In un’intervista esclusiva Flavio Amadori ha raccontato a Food i progetti del Gruppo Amadori, una delle imprese italiane più grandi nel settore alimentare, che nonostante la crisi, ha puntato sul rilancio dei prodotti premium. Conquistando i consumatori con un’informazione trasparente e continue innovazioni. Ecco un’anticipazione. La versione integrale è pubblicata sul numero di aprile 2014.
Suo padre, Francesco Amadori, ha la modestia dei grandi. Attento al fare più che all’apparire, ha costruito negli anni un impero che, in perfetta linea con il suo stile, macina risultati sorprendenti senza darlo troppo a vedere. Pochi sanno che Amadori oggi è una delle imprese italiane più grandi nel settore alimentare, con un fatturato 2013 di circa 1.320 milioni di euro (in crescita del 4,7% sul 2012) e oltre 7.200 dipendenti. Una realtà tecnologicamente avanzata, con un sistema logistico straordinariamente efficiente, che gli consente di consegnare in giornata, in tutta Italia, gli ordini ricevuti la mattina. Un gruppo che, tra l’altro, ha appena annunciato un piano di investimenti di 200 milioni di euro in cinque anni per essere ancora più competitivo. “In gran parte si tratta di investimenti necessari per restare all’avanguardia sul fronte tecnologico” ci spiega il figlio di Francesco, Flavio, che ha ereditato dal padre oltre le redini del gruppo anche quell’attitudine alla sobrietà e alla discrezione tipica di chi preferisce pensare alle sfide future piuttosto che ai successi passati. “Bisogna investire continuamente se si vogliono soddisfare quelle esigenze di innovazione, automazione, sicurezza che deve rispettare chi fa della qualità un suo punto di forza – spiega Amadori –. Senza contare poi che gli investimenti sono resi necessari anche da una normativa che, in Italia, è sempre più restrittiva rispetto a quanto recepito dagli altri Paesi europei”.
Avere standard più rigidi è un vantaggio o un peso?
In termini qualitativi ovviamente è un vantaggio. Sul fronte economico ci richiede uno sforzo che, sommato ai maggiori costi dell’energia e del lavoro, ci penalizza rispetto ai produttori di altri paesi europei.
Qual è la forbice per il costo del lavoro nel vostro settore?
In alcuni Paesi la manodopera è pagata anche 8/9 euro l’ora, da noi il costo è anche tre volte tanto. Il problema del cuneo fiscale non è da poco.
Quali sono oggi i competitor per voi più minacciosi?

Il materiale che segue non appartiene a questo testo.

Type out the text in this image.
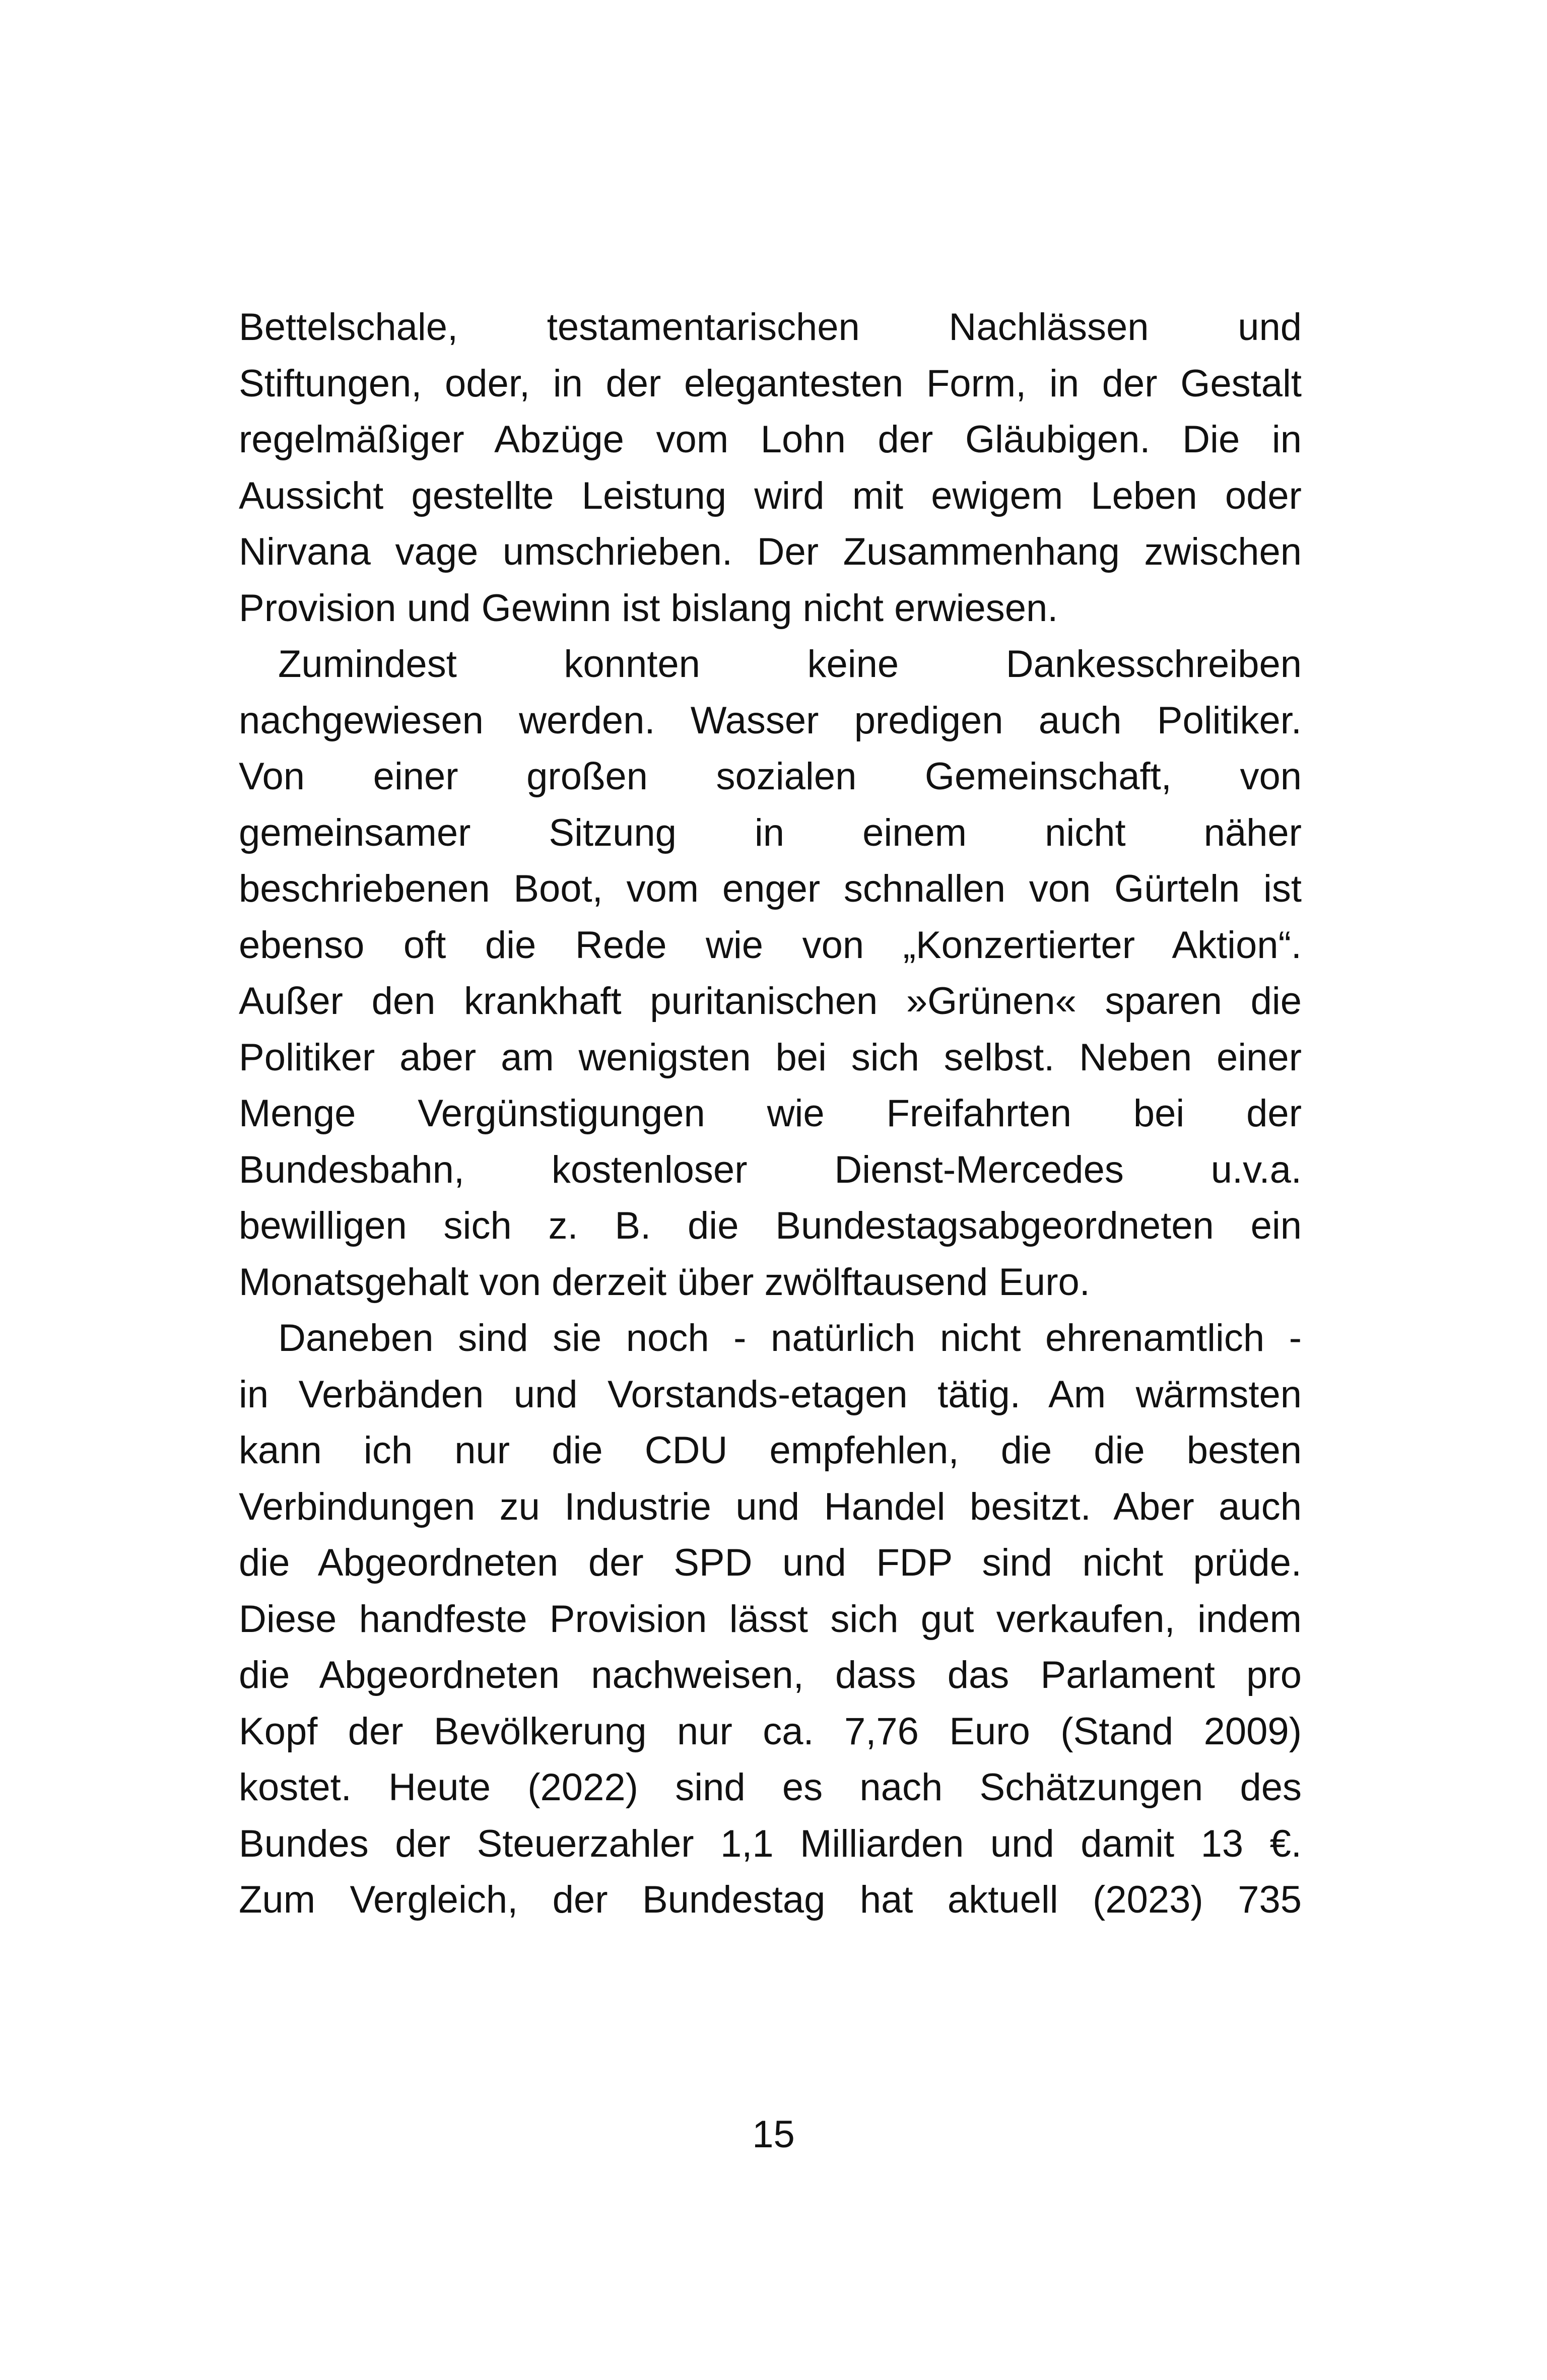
Bettelschale, testamentarischen Nachlässen und
Stiftungen, oder, in der elegantesten Form, in der Gestalt
regelmäßiger Abzüge vom Lohn der Gläubigen. Die in
Aussicht gestellte Leistung wird mit ewigem Leben oder
Nirvana vage umschrieben. Der Zusammenhang zwischen
Provision und Gewinn ist bislang nicht erwiesen.
Zumindest konnten keine Dankesschreiben
nachgewiesen werden. Wasser predigen auch Politiker.
Von einer großen sozialen Gemeinschaft, von
gemeinsamer Sitzung in einem nicht näher
beschriebenen Boot, vom enger schnallen von Gürteln ist
ebenso oft die Rede wie von „Konzertierter Aktion“.
Außer den krankhaft puritanischen »Grünen« sparen die
Politiker aber am wenigsten bei sich selbst. Neben einer
Menge Vergünstigungen wie Freifahrten bei der
Bundesbahn, kostenloser Dienst-Mercedes u.v.a.
bewilligen sich z. B. die Bundestagsabgeordneten ein
Monatsgehalt von derzeit über zwölftausend Euro.
Daneben sind sie noch - natürlich nicht ehrenamtlich -
in Verbänden und Vorstands-etagen tätig. Am wärmsten
kann ich nur die CDU empfehlen, die die besten
Verbindungen zu Industrie und Handel besitzt. Aber auch
die Abgeordneten der SPD und FDP sind nicht prüde.
Diese handfeste Provision lässt sich gut verkaufen, indem
die Abgeordneten nachweisen, dass das Parlament pro
Kopf der Bevölkerung nur ca. 7,76 Euro (Stand 2009)
kostet. Heute (2022) sind es nach Schätzungen des
Bundes der Steuerzahler 1,1 Milliarden und damit 13 €.
Zum Vergleich, der Bundestag hat aktuell (2023) 735
15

Si stanno facendo avanti con forza i produttori tedeschi, che fino a ieri servivano solo i grossisti, mentre adesso forniscono direttamente anche la gdo. Hanno molte meno referenze (30/40 contro le nostre 1.700) e ci mettono più giorni ad arrivare a scaffale da quando parte l’ordine, ma su quei pochi item sono molto aggressivi, soprattutto in ragione del prezzo. E qualche quota iniziano a conquistarla.